Tu mano gloriosa y fuerte
sobre la Historia dispara
cuando todo Santa Clara
se despierta para verte.

Your glorious and strong hand
over History it shoots
when all of Santa Clara
awakens to see you (Your glorious efforts throughout history resound like gunfire awakening Santa Clara.)

[Chorus]

[Chorus]

Vienes quemando la brisa
con soles de primavera
para plantar la bandera
con la luz de tu sonrisa.

You come burning the breeze
with springtime suns
to plant the flag
with the light of your smile

[Chorus]

[Chorus]

Tu amor revolucionario
te conduce a nueva empresa
donde esperan la firmeza
de tu brazo libertario.

Your revolutionary love
leads you to new undertaking
where they are waiting for the firmness
of your liberating arm

[Chorus]

[Chorus]

Seguiremos adelante,
como junto a ti seguimos,
y con Fidel te decimos :
«¡Hasta siempre, Comandante!»

We will carry on
as we followed you then
and with Fidel we say to you:
"Until forever, Commander!"

==Versions==
There are more than 200 versions of this song. The song has also been covered by Compay Segundo, Soledad Bravo, Óscar Chávez, Nathalie Cardone, Robert Wyatt, Milva Nomadi, Inés Rivero, Silvio Rodríguez, Ángel Parra, Celso Piña, Ferhat Mehenni, Veronica Rapella (whose performance is attributed to Joan Baez by a common mistake), Rolando Alarcón, Los Olimareños, Maria Farantouri, Jan Garbarek, Wolf Biermann, Boikot, Los Calchakis (commonly wrongly attributed to Buena Vista Social Club), George Dalaras, Apurimac, Giovanni Mirabassi and Al Di Meola, Ahmet Koç, Mohsen Namjoo, Enrique Bunbury, Verasy, Interitus Dei among others. Although Víctor Jara never sang this song, many attribute the Carlos Puebla version to him by mistake.

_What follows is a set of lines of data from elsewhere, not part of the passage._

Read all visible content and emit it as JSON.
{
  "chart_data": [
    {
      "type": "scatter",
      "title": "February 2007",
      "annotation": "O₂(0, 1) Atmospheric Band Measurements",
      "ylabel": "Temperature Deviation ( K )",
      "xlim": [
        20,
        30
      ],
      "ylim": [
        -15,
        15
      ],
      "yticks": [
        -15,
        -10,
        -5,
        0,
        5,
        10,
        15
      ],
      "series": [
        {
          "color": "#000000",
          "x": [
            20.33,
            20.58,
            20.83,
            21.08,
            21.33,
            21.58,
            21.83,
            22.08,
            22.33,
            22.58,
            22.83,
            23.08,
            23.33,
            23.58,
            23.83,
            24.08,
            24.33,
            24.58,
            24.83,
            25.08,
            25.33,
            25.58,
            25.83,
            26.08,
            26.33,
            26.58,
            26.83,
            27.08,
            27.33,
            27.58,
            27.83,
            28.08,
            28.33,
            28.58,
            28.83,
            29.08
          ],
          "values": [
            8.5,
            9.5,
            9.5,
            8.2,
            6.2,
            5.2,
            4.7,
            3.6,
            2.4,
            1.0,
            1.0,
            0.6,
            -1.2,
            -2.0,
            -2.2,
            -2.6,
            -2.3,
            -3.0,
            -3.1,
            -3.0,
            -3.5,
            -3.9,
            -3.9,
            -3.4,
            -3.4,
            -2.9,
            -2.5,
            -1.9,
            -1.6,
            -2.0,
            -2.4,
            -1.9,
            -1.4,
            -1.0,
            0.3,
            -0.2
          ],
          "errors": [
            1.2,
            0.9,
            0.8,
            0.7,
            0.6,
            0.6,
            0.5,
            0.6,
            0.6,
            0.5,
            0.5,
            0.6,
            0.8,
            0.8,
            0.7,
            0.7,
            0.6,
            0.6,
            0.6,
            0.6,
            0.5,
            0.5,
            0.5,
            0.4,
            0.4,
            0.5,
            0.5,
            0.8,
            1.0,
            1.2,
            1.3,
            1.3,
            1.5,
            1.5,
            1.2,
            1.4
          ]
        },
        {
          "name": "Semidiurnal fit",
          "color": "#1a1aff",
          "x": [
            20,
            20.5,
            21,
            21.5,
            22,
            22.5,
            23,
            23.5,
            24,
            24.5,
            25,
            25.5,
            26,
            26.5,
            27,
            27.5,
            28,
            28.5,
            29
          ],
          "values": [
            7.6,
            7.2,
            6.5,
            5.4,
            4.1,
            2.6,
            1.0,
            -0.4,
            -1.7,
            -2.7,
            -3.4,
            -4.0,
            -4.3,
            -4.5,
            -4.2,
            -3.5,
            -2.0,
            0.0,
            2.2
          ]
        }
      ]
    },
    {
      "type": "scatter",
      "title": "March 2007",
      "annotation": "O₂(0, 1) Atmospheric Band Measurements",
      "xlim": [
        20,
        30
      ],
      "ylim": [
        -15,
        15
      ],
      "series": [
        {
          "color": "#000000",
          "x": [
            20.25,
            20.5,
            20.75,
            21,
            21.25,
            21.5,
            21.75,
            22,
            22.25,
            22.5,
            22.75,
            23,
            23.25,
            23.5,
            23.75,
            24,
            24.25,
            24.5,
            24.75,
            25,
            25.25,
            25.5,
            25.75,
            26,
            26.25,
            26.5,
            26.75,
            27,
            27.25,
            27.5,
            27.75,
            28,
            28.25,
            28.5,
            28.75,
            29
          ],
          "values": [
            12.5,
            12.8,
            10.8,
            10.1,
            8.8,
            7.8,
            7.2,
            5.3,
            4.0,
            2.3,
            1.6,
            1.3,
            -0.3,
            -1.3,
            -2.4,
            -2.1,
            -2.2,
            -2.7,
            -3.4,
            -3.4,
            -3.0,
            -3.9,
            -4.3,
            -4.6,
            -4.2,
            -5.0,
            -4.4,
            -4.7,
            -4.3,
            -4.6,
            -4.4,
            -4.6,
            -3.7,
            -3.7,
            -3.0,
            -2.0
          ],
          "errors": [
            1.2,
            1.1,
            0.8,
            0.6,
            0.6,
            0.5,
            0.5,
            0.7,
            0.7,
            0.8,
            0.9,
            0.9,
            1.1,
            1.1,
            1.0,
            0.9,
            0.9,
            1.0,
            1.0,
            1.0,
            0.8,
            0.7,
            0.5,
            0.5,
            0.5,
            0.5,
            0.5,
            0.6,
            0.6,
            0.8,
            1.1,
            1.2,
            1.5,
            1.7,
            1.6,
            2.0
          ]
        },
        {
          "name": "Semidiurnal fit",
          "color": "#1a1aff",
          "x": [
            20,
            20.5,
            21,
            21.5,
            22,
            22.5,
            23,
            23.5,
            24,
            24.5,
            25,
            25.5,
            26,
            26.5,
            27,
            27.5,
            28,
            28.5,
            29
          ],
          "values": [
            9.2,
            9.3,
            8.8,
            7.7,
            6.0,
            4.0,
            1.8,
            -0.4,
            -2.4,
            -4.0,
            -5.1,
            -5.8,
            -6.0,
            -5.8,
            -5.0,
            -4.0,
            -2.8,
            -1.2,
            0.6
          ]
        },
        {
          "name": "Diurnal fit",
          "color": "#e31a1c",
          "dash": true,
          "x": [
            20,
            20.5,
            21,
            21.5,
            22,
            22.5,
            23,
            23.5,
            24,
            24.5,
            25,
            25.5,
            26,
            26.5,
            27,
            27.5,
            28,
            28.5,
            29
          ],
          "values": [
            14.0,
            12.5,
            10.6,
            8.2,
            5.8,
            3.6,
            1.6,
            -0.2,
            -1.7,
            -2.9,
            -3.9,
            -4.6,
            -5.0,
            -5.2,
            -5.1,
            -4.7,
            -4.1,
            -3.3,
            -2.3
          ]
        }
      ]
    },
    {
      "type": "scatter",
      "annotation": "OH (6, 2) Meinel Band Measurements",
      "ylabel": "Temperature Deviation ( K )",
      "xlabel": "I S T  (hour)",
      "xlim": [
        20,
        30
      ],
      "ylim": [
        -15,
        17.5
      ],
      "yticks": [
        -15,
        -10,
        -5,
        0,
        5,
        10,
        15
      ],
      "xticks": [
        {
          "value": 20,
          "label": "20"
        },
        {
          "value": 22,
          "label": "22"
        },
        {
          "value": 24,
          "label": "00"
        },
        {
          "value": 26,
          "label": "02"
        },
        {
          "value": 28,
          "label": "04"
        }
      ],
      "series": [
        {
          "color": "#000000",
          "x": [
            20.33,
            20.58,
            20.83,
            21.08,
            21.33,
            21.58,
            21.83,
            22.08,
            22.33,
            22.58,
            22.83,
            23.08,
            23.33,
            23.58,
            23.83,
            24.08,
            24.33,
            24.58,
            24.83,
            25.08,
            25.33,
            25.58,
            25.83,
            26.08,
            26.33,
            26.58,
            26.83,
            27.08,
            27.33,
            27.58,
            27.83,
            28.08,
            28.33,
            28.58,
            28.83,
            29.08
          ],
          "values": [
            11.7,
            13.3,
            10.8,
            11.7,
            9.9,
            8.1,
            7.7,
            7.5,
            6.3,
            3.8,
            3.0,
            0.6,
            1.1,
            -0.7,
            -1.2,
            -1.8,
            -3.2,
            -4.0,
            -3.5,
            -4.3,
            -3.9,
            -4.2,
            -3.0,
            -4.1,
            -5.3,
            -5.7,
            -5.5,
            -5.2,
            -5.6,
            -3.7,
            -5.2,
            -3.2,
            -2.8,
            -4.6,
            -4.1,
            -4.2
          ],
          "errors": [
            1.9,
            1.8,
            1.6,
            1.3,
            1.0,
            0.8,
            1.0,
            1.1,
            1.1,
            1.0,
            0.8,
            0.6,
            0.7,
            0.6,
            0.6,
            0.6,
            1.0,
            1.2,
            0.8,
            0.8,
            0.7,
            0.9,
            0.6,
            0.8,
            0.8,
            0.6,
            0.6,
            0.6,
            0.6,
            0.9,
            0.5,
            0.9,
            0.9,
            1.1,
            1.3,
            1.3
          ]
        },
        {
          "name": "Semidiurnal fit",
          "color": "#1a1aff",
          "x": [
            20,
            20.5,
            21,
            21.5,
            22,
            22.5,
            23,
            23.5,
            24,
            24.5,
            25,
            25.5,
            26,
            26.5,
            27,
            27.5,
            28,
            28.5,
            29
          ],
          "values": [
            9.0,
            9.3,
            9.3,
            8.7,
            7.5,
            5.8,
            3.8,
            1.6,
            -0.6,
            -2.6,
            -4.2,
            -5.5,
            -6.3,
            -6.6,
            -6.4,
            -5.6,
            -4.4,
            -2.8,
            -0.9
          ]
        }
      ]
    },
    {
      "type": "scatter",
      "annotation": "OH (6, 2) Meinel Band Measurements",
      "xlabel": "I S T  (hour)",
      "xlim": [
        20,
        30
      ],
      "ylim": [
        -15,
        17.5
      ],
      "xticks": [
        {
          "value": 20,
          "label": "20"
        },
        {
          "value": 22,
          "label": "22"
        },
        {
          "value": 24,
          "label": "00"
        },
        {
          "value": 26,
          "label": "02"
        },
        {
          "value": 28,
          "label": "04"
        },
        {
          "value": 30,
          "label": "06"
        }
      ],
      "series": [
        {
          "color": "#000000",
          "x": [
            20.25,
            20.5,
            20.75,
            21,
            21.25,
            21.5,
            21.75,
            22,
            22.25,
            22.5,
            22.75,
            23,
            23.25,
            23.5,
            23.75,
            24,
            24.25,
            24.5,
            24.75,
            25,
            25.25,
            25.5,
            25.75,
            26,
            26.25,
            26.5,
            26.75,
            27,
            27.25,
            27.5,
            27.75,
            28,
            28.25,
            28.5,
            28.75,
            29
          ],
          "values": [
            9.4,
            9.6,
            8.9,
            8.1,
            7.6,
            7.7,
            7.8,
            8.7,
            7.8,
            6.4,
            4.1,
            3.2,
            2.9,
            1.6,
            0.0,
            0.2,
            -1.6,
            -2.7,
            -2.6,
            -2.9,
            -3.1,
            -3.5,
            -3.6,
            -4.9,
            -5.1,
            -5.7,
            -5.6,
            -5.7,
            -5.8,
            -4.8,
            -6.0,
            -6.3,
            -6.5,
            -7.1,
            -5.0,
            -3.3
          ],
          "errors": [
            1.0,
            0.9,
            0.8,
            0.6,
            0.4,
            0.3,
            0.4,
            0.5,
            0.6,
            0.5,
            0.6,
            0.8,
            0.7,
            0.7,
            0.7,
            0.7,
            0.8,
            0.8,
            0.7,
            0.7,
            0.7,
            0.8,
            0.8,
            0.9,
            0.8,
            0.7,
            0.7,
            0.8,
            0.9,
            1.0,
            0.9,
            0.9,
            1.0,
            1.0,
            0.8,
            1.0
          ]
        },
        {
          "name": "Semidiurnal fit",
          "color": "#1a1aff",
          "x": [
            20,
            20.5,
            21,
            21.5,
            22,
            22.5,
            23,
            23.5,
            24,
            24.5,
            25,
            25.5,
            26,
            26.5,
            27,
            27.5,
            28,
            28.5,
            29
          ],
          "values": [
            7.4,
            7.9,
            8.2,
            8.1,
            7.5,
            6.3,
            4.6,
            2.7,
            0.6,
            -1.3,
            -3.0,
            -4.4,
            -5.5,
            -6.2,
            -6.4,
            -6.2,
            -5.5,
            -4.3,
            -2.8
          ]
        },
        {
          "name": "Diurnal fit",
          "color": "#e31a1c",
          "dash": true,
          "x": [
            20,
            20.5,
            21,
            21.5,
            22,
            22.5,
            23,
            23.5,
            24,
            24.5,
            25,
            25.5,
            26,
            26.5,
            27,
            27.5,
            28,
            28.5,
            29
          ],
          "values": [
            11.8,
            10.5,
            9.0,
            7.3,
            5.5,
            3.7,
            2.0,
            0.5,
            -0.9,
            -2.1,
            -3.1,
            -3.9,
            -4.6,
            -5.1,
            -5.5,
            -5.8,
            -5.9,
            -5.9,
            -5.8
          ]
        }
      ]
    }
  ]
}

===Nathalie Cardone version===

The most commercially successful version of the song was that made by singer Nathalie Cardone and produced by Laurent Boutonnat. Released as "Hasta Siempre", it reached number 2 on the French Singles chart and the top of the Belgian francophone Wallonia charts. The song stayed 38 weeks on the French charts. A music video was also released.

- Tracklists
- Single-CD
1. "Hasta siempre" - 4:12
2. "Hasta siempre (Guitar Mix)" - 4:17

- Single-Maxi
3. "Hasta siempre" - 4:18
4. "Hasta siempre (Steve Baltes Extended Club Mix)" - 5:30
5. "Hasta siempre (Steve Baltes Remix)" - 6:12
6. "Hasta siempre (Steve Baltes On Air Mix)" - 3:45
7. "Hasta siempre (Guitar Mix)" - 4:17

- Charts

| Chart (1997–1998) | Peak position |
|---|---|
| Belgium (Ultratop 50 Wallonia) | 1 |
| France (SNEP) | 2 |
| Netherlands (Single Top 100) | 99 |

===Inés Rivero version===

Simultaneously with Nathalie Cardone, Argentine model Inés Rivero released her own version under the title "Che Guevara (Hasta Siempre)". Released on the EMI label and reached number 18 on the French Singles chart. It spent 15 weeks on the French charts. This version was included in the compilation album Hit Express 4 in 1998.

- Charts

| Chart (1997–1998) | Peak position |
|---|---|
| France (SNEP) | 18 |

==In popular culture==
The first 8 lines of the song have been rendered as prologue to a melody song in the Malayalam socio-political movie Left Right Left.